Critical care in obstetrics has received much attention in recent times. Despite progress in medical field and improvement in health facilities provided, maternal mortality is still very high in most of the developing countries. A critically ill obstetric patient usually recovers rapidly after delivery resulting in a short length of stay with a reduced number of specific interventions in Intensive care unit (ICU) and a good overall prognosis . These patients may require frequent monitoring of vital signs and/or interventions . Hence, it was contemplated about the possible management of these patients in High Dependency Unit . High dependency Unit (HDU) has been proposed as a more appropriate means of resource utilization for these patients.
Aims and Objectives
To study the indications for admission, interventions required and the outcome of the women’s stay in HDU, in terms of morbidity.
Material and Methods
The present study is a prospective observational study done over a period of one year in tertiary care hospital. Total of 60 cases with high risk pregnancy admitted in HDU, were included in present study after satisfying inclusion and exclusion criteria. Indications for admission to HDU, interventions required and outcome were studied.

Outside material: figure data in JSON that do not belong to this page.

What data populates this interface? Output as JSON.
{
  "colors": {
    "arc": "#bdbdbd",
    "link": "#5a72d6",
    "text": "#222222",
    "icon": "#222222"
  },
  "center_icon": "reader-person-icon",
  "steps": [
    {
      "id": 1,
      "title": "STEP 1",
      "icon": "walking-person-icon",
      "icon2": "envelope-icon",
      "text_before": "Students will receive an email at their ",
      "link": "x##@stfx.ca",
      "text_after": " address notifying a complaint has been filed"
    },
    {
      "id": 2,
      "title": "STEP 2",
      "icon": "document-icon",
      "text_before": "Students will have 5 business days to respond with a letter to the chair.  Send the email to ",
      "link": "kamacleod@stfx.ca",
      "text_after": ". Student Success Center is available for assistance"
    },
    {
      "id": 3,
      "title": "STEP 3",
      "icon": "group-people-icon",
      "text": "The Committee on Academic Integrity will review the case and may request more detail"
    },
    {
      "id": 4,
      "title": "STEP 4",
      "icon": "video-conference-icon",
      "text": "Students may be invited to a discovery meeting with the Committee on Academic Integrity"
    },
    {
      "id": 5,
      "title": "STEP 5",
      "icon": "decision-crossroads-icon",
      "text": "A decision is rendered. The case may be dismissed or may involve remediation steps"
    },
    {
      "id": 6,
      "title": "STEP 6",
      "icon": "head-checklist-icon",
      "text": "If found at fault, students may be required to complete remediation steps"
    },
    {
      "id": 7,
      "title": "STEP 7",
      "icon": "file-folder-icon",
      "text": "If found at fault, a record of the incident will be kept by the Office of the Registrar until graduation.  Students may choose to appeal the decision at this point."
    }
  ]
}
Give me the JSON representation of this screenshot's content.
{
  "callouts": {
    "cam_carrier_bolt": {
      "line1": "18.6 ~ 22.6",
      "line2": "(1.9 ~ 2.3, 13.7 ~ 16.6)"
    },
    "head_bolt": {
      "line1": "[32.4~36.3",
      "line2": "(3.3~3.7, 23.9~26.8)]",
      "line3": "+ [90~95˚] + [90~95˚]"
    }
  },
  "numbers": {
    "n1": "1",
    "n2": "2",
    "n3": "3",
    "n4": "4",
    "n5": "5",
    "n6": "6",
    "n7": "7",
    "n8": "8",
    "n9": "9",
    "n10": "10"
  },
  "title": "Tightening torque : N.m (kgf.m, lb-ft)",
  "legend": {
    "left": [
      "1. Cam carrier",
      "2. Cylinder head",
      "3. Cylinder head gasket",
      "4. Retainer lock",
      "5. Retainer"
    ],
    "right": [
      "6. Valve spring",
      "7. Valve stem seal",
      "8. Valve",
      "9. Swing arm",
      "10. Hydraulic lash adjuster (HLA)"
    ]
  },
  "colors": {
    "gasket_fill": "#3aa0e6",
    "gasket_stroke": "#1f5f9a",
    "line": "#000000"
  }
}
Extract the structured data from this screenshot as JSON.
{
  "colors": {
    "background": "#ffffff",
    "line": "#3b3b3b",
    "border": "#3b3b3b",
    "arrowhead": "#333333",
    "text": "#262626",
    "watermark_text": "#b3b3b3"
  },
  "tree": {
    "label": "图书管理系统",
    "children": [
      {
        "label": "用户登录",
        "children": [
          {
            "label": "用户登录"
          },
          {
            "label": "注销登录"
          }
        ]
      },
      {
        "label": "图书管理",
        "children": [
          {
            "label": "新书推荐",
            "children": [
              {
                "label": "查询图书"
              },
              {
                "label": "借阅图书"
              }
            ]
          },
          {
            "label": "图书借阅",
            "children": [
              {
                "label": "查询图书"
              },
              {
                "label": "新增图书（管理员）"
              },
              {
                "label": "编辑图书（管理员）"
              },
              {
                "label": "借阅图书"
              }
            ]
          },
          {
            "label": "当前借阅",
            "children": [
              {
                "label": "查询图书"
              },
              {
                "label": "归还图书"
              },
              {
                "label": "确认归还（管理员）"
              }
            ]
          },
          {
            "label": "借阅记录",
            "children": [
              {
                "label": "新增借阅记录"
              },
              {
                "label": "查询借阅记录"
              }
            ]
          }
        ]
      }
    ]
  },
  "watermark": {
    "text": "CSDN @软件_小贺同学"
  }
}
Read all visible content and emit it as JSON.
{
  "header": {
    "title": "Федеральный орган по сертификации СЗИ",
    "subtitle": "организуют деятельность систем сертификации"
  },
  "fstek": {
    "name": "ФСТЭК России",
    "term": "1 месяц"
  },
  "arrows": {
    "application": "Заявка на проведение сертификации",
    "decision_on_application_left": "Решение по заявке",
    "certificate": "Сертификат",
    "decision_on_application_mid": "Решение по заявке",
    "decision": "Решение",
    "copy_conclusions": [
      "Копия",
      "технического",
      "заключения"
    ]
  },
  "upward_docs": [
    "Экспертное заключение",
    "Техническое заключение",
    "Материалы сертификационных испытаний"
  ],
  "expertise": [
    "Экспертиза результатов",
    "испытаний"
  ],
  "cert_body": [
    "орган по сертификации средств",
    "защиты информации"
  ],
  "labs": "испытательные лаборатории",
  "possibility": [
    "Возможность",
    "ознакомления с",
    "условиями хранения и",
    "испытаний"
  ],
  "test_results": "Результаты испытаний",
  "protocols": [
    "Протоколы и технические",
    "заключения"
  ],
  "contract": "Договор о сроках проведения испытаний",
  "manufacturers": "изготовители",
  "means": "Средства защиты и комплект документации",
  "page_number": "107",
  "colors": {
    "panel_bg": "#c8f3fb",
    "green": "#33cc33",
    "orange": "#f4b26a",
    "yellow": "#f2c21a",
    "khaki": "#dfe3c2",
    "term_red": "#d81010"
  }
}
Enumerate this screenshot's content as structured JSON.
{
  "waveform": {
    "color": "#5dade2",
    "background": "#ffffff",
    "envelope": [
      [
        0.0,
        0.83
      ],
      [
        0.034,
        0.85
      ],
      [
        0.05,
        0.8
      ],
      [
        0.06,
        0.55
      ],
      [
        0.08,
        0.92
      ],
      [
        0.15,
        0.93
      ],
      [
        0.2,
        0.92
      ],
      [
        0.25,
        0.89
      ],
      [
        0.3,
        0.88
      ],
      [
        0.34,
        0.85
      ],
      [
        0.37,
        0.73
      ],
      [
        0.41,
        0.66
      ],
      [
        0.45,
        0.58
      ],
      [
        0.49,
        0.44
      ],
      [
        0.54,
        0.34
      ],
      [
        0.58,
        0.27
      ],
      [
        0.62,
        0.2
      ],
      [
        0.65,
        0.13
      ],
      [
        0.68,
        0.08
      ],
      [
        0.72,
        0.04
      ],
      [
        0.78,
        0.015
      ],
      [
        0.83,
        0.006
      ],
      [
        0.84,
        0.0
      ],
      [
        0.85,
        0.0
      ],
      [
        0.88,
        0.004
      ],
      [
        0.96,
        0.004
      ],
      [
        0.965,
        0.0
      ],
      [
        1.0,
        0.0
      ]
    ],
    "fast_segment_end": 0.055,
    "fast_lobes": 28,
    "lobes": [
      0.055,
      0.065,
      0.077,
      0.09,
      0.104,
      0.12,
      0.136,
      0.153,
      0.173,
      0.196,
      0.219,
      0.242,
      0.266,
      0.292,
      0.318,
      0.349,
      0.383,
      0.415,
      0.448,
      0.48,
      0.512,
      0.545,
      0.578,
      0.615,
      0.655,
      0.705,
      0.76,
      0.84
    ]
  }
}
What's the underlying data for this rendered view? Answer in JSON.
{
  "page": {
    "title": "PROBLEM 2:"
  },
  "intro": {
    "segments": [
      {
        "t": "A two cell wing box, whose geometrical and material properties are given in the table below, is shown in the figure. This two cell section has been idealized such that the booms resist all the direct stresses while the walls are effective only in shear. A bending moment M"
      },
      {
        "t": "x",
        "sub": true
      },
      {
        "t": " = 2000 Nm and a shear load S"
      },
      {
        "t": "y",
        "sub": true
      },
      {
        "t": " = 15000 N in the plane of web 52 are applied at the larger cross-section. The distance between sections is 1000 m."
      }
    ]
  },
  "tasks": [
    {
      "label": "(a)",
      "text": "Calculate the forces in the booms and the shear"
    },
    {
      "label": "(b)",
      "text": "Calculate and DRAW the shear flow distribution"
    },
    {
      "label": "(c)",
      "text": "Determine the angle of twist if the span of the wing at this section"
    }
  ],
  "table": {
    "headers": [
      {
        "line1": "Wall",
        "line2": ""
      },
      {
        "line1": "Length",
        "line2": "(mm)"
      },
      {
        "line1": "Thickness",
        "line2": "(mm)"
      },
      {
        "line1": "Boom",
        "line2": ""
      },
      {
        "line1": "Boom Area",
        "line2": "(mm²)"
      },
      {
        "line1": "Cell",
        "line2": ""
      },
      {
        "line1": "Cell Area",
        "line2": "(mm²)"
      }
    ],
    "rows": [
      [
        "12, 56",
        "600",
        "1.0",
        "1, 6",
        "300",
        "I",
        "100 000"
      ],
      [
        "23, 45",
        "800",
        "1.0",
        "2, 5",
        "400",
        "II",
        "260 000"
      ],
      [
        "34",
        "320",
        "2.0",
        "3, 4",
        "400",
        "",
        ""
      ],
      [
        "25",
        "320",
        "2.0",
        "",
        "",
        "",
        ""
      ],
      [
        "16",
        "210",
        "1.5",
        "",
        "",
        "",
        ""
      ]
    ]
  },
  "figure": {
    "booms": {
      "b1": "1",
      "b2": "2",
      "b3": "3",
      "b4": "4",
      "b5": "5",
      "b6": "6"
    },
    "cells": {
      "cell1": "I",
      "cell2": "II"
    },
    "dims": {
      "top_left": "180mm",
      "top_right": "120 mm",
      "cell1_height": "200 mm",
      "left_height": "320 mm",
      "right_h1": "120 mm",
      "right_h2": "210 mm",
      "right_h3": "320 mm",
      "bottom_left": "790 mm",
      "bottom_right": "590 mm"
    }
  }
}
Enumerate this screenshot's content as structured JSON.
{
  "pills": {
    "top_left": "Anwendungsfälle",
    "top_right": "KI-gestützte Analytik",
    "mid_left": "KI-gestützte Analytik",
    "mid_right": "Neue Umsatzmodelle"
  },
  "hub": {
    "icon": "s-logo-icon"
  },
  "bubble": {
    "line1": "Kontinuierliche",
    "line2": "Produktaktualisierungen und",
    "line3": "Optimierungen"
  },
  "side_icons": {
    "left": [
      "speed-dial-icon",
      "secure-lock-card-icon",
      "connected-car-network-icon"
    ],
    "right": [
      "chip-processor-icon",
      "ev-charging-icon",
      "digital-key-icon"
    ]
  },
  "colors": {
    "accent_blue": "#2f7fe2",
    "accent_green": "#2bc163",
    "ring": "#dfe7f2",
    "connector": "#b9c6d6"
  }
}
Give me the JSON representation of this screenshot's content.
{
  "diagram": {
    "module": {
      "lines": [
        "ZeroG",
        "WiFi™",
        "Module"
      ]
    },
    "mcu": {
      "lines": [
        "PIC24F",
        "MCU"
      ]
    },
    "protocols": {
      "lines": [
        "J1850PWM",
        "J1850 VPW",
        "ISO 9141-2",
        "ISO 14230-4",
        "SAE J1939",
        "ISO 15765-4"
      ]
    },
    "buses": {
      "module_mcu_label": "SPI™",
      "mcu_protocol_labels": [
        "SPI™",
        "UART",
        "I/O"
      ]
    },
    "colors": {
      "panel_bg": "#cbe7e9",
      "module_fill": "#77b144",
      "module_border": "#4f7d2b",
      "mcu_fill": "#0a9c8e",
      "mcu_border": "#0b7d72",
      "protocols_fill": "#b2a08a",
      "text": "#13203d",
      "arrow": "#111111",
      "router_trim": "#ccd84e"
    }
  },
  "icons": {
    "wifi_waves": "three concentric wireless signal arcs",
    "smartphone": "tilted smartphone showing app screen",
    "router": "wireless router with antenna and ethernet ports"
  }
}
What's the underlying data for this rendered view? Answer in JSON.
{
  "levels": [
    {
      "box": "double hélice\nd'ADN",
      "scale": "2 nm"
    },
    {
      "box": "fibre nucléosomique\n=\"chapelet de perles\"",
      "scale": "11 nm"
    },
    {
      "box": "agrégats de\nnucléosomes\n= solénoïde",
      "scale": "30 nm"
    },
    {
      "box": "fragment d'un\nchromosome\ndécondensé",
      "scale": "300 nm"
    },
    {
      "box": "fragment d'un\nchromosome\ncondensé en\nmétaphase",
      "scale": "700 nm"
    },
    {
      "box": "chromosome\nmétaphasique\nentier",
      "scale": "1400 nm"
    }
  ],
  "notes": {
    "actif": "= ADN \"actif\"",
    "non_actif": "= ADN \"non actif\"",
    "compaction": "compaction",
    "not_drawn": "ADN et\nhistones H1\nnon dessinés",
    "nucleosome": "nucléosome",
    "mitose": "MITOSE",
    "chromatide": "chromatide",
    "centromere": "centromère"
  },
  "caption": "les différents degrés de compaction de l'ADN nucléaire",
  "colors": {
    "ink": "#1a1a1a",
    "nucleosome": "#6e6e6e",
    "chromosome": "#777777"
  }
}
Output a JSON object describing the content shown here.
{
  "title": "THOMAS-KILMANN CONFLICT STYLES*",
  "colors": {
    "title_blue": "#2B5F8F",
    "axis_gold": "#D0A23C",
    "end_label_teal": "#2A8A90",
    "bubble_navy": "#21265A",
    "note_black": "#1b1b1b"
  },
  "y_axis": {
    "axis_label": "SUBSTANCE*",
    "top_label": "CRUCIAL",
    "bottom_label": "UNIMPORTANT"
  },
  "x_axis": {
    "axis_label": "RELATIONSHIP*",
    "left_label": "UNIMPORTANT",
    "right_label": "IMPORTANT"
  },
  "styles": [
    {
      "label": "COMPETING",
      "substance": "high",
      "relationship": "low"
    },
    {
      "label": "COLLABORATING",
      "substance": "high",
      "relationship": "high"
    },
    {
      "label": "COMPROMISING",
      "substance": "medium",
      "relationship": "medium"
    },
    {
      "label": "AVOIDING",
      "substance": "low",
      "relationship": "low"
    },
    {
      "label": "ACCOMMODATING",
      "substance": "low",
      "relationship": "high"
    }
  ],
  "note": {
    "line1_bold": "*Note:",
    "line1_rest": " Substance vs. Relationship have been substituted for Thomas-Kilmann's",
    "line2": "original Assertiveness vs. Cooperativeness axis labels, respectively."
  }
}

A study of 60 obstetric patients admitted to HDU in delivery suite was conducted. In present study, the most common indication for admission to HDU was severe preeclampsia, accounting for 21.7% of the admissions. The next common indication was cardiac disease, accounting for 15% of admissions. HELLP accounted for about 13%, PPH for 11% and coagulopathy for 10% of the admissions. In the present study, 33% of patients received about 3-5 blood transfusions and 21% received more than 5 blood transfusions. Majority of the patients (72%) admitted to HDU required oxygen administration and about 70% of the patients received medical intervention in the form of antihypertensives /anticonvulsants / anticoagulants/diuretics and Digoxin. In the present study, majority of the cases (95%) admitted to HDU were transferred out to wards. Only about 5% of them were shifted to I.C.U and all of them required ventilatory support.
Most of the obstetric complications needing critical care could be managed in HDU with the expert obstetric care. The need for mechanical ventilation became the major indication for maternal ICU admission with an increasing number of patients with haemodynamic instability being managed within the HDU. The antenatal patients also benefit from combined obstetric and critical care management. HDU also provides a multi-disciplinary care from all the specialities and the cost saving is considerable as compared to ICU.